TITLE=LncRNA KCNQ1OT1 Secreted by Tumor Cell-Derived Exosomes Mediates Immune Escape in Colorectal Cancer by Regulating PD-L1 Ubiquitination via MiR-30a-5p/USP22

JOURNAL=Frontiers in Cell and Developmental Biology

VOLUME=Volume 9 - 2021

YEAR=2021

URL=https://www.frontiersin.org/journals/cell-and-developmental-biology/articles/10.3389/fcell.2021.653808

DOI=10.3389/fcell.2021.653808

ISSN=2296-634X

ABSTRACT=Background: This study tried to explore the mechanism of lncRNA KCNQ1OT1 in tumor immune escape.
Methods: Microarray analysis is used to screen the differentially expressed lncRNA and miRNA in normal tissues and tumor tissues. RT-qPCR was used to quantify KCNQ1OT1, miR-30a-5p, USP22 and PD-L1. The interactive relationship between KCNQ1OT1 and miR-30a-5p was verified using dual-luciferase reporter gene assay and RIP assay. CCK-8, clone formation, wound healing and apoptosis are used to detect the occurrence of tumor cells after different treatments. Protein half-life and ubiquitination detection are used to study the influence of USP22 on PD-L1 ubiquitination.
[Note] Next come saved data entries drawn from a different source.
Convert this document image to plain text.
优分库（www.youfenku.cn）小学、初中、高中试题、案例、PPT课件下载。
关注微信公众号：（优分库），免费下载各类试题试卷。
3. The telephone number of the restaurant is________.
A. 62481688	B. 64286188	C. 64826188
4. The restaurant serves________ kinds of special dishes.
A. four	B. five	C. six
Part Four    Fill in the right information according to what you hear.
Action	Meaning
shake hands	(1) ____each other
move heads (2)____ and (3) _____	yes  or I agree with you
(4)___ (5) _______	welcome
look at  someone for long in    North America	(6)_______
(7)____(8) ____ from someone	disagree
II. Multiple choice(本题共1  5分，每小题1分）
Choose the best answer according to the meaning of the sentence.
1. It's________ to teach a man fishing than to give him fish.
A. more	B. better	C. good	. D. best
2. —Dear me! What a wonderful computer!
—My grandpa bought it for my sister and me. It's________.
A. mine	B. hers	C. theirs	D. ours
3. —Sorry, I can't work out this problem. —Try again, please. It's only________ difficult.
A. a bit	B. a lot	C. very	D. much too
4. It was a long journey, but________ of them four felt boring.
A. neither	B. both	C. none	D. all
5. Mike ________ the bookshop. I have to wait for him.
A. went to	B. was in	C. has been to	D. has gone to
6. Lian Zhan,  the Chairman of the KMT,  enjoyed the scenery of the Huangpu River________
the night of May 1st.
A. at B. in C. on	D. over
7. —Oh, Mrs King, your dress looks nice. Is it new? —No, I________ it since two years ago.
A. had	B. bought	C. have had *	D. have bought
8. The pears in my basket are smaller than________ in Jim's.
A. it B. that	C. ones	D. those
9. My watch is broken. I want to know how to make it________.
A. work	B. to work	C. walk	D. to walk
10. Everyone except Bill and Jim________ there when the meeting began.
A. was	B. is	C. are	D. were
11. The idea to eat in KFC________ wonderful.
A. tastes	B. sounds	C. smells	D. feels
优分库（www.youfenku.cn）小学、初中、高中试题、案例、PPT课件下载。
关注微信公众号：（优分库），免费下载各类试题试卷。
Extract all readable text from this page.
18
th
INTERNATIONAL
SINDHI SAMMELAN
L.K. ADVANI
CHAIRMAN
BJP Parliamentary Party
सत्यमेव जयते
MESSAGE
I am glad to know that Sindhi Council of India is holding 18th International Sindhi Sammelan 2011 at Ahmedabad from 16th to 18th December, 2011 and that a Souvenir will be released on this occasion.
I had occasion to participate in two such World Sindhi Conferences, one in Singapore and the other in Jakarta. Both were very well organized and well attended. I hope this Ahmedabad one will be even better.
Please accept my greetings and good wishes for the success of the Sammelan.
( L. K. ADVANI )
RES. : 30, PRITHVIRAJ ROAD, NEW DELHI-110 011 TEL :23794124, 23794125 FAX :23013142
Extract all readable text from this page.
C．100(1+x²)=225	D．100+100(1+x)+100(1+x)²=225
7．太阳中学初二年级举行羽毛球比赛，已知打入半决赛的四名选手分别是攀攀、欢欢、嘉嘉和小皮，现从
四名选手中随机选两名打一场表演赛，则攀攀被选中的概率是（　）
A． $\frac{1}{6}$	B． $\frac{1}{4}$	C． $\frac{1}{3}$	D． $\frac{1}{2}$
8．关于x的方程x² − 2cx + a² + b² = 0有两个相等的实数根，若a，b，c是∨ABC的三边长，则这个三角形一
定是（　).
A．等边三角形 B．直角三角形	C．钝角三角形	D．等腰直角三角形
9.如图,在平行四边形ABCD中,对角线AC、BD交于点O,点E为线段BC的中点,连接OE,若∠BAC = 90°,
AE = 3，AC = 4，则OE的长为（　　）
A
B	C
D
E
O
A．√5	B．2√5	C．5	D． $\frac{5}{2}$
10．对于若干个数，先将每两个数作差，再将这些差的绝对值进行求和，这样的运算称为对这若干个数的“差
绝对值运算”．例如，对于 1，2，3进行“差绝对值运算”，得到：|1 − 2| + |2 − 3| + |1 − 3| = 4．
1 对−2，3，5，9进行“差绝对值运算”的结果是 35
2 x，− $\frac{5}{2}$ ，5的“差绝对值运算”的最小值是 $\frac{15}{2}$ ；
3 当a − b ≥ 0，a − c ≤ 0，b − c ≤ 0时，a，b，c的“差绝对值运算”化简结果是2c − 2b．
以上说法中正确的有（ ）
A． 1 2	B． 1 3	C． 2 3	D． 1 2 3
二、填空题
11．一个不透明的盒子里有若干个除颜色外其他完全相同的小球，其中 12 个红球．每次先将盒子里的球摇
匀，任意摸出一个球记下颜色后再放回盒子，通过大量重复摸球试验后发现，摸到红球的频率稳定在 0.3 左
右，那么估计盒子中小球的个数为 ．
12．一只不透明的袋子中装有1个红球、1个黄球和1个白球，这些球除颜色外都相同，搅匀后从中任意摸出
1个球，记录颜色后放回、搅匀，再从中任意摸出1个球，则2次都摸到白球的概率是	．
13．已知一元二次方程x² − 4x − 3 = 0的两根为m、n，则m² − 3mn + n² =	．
BALB/c mice and BALB/c nude mice are used to detect the effects of different treatments on tumor growth and immune escape in vivo.
Results: The expression of lncRNA KCNQ1OT1 in tumor tissues and tumor cell-derived exosomes was significantly increased. The tumor-promoting effect of LncRNA KCNQ1OT1 was through the autocrine effect of tumor cell-derived exosomes, which mediates the miR-30a-5p/USP22 pathway to regulate the ubiquitination of PD-L1 and inhibits CD8 + T cell response, thereby promoting CRC development occurs.
Conclusions: Tumor cell-derived exosomes KCNQ1OT1 could regulates PD-L1 ubiquitination through miR-30a-5p/USP22 to promote colorectal cancer immune escape.